Dans l'article précité du Monde , M. Jean-Paul Fitoussi affirme même que « dans un petit pays, une politique budgétaire restrictive est expansionniste ».
Il souligne qu'une telle politique ne conduit pas les « petits » pays à réduire la part de leurs prélèvements obligatoires dans leur PIB, l'élargissement de la base imposable qui en résulte, permettant « généralement » de compenser largement la perte de recettes due à la baisse des taux d'imposition.
Les « petits » pays se placent délibérément dans une logique de concurrence fiscale, à la différence des « grands », pour lesquels celle-ci est davantage une contrainte qu'un moyen d'action et qui sont « bien en peine de faire de la vertu le moteur de la croissance ».
En définitive, selon la Lettre de l'OFCE déjà citée, « les « petits » seront incités à se comporter en « passagers clandestins » de l'Union , bénéficiant des politiques de soutien à l'activité mises en oeuvre chez les « grands » voisins sans en supporter les coûts, notamment budgétaires, et des bas taux d'intérêt, sans nécessairement avoir une inflation plus faible ».
Le fait que les Pays-Bas aient eu une croissance négative en 2003 s'explique-t-il par les efforts de ce pays pour respecter le pacte de stabilité ?
En 2003, la croissance des Pays-Bas a été de -0,8 %, soit inférieure de 1,2 point à la moyenne de la zone euro, comme l'indique le graphique ci-après.
La croissance des Pays-Bas et de la zone euro
(croissance annuelle, en %)
Source : Commission européenne
Par ailleurs, l'année 2003 a correspondu à une forte réduction du déficit structurel, comme l'indique le graphique ci-dessous.
Le déficit public des Pays-Bas
(en %)
Source : Commission européenne
Les économistes considèrent cependant généralement que, du fait de la forte ouverture de l'économie des Pays-Bas, résultant de sa petite taille, la mauvaise performance économique de l'année 2003 s'explique essentiellement par une dégradation de la compétitivité des exportations.

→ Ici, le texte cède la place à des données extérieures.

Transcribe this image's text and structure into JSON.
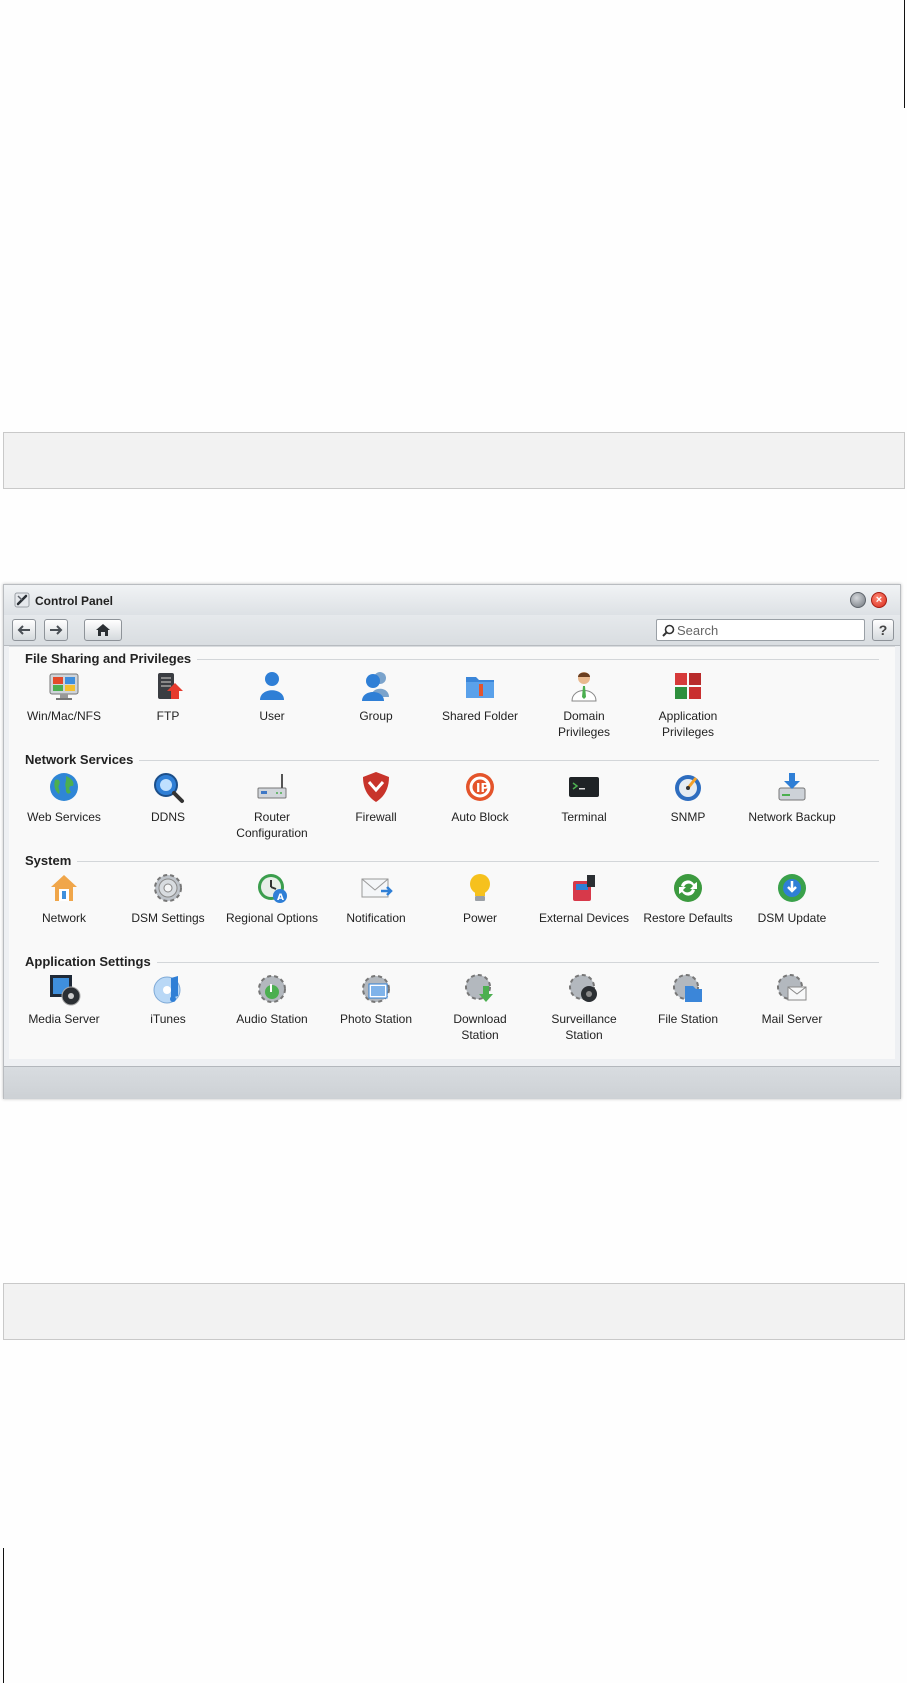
{
  "window": {
    "title": "Control Panel",
    "close_glyph": "×",
    "help_glyph": "?"
  },
  "search": {
    "placeholder": "Search"
  },
  "icons": {
    "back": "arrow-left-icon",
    "forward": "arrow-right-icon",
    "home": "house-icon",
    "search": "magnifier-icon"
  },
  "sections": [
    {
      "title": "File Sharing and Privileges",
      "items": [
        {
          "label": "Win/Mac/NFS",
          "icon": "monitor-icon"
        },
        {
          "label": "FTP",
          "icon": "ftp-server-icon"
        },
        {
          "label": "User",
          "icon": "user-icon"
        },
        {
          "label": "Group",
          "icon": "group-icon"
        },
        {
          "label": "Shared Folder",
          "icon": "shared-folder-icon"
        },
        {
          "label": "Domain\nPrivileges",
          "icon": "domain-user-icon"
        },
        {
          "label": "Application\nPrivileges",
          "icon": "cubes-icon"
        }
      ]
    },
    {
      "title": "Network Services",
      "items": [
        {
          "label": "Web Services",
          "icon": "globe-icon"
        },
        {
          "label": "DDNS",
          "icon": "ddns-magnifier-icon"
        },
        {
          "label": "Router\nConfiguration",
          "icon": "router-icon"
        },
        {
          "label": "Firewall",
          "icon": "shield-icon"
        },
        {
          "label": "Auto Block",
          "icon": "block-ip-icon"
        },
        {
          "label": "Terminal",
          "icon": "terminal-icon"
        },
        {
          "label": "SNMP",
          "icon": "snmp-dial-icon"
        },
        {
          "label": "Network Backup",
          "icon": "backup-drive-icon"
        }
      ]
    },
    {
      "title": "System",
      "items": [
        {
          "label": "Network",
          "icon": "network-house-icon"
        },
        {
          "label": "DSM Settings",
          "icon": "gear-icon"
        },
        {
          "label": "Regional Options",
          "icon": "clock-icon"
        },
        {
          "label": "Notification",
          "icon": "envelope-icon"
        },
        {
          "label": "Power",
          "icon": "light-bulb-icon"
        },
        {
          "label": "External Devices",
          "icon": "usb-device-icon"
        },
        {
          "label": "Restore Defaults",
          "icon": "refresh-arrows-icon"
        },
        {
          "label": "DSM Update",
          "icon": "update-icon"
        }
      ]
    },
    {
      "title": "Application Settings",
      "items": [
        {
          "label": "Media Server",
          "icon": "media-server-icon"
        },
        {
          "label": "iTunes",
          "icon": "itunes-icon"
        },
        {
          "label": "Audio Station",
          "icon": "audio-gear-icon"
        },
        {
          "label": "Photo Station",
          "icon": "photo-gear-icon"
        },
        {
          "label": "Download\nStation",
          "icon": "download-gear-icon"
        },
        {
          "label": "Surveillance\nStation",
          "icon": "camera-gear-icon"
        },
        {
          "label": "File Station",
          "icon": "file-gear-icon"
        },
        {
          "label": "Mail Server",
          "icon": "mail-gear-icon"
        }
      ]
    }
  ]
}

L'inflation a en effet été toujours été supérieure depuis 1997 à celle de la zone euro, comme l'indique le graphique ci-après.
L'inflation aux Pays-Bas
(croissance en
moyenne annuelle, en %)
Source : Commission européenne
La croissance négative de l'économie néerlandaise en 2003, et plus généralement le creusement depuis 2001 de son déficit de croissance par rapport à la zone euro, semblent donc moins révélateurs des difficultés d'application du pacte de stabilité que de la nécessité, pour chaque Etat, de maîtriser son inflation, alors que l'euro l'empêche de compenser un différentiel d'inflation défavorable par une dévaluation de sa monnaie.
* 96 Le taux d'ouverture est la moyenne des importations et des exportations, exprimée en part du PIB.